The faceless nature of the character has alternatively been praised and criticized. Writing for The Artifice, Sam Gray argued that the character's lack of conflict made him uninteresting, as he uncomfortably straddles the line between silent and active protagonist. O'Connor noted that players invest the character with much of his meaning, creating a conflict between players who prefer more personality and those who prefer "a sort of paragon of useful emptiness". Jesse Schedeen of IGN has called him gaming's most overrated character, due to his status as a "generic" action hero.
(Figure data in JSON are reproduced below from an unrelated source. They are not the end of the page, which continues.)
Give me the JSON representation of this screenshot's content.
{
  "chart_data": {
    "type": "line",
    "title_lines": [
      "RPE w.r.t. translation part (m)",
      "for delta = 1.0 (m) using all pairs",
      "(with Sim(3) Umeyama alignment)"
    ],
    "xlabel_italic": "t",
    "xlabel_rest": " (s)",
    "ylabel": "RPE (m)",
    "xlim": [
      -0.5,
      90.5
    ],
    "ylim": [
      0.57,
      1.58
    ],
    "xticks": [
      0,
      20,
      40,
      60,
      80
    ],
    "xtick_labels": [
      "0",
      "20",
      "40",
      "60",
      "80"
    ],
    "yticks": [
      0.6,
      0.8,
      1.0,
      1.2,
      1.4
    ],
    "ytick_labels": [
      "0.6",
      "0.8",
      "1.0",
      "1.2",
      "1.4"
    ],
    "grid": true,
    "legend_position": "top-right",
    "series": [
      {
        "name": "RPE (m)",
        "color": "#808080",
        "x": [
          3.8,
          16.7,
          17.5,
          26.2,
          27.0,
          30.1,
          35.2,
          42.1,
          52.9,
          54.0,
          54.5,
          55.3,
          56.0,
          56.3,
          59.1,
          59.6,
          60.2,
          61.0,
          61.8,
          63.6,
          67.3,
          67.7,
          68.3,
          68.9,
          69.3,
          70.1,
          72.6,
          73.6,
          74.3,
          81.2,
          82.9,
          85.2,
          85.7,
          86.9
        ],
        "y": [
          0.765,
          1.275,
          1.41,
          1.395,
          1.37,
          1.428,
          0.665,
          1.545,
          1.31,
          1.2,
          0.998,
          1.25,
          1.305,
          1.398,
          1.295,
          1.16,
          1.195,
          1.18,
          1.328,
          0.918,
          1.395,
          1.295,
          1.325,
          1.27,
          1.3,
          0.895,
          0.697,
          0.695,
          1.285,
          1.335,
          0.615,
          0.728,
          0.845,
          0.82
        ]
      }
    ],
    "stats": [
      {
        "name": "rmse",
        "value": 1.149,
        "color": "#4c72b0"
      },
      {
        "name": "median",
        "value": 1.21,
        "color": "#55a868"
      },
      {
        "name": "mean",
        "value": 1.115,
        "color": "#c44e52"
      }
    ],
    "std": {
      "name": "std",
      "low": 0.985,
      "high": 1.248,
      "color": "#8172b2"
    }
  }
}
The more character-focused portrayal of Chief in Halo 4 was positively received. Todd Martens of the Los Angeles Times called Halo 4 a more introspective Halo game, and the first to explore the motivations and emotions of the Master Chief. While reviews found the game's story hard to follow, they praised efforts to flesh out Master Chief's personality and relationship with Cortana. Halo 5 received backlash from fans about Master Chief's reduced role in the story, as he appeared in fewer story missions compared to Fireteam Osiris. Kotakus Stephen Totilo wrote that the confrontation between Locke and Master Chief felt "under-cooked", preferring how Hunt the Truth presented the story of a rogue Master Chief. O'Connor responded by promising to refocus on Master Chief in future media. In Halo Infinite, Master Chief's characterization earned widespread praise for showcasing his heroism, leadership, and care towards his fellow soldiers, notably in a personal scene with the Pelican pilot where he exclaims "We all fail. We all make mistakes, it's what makes us human."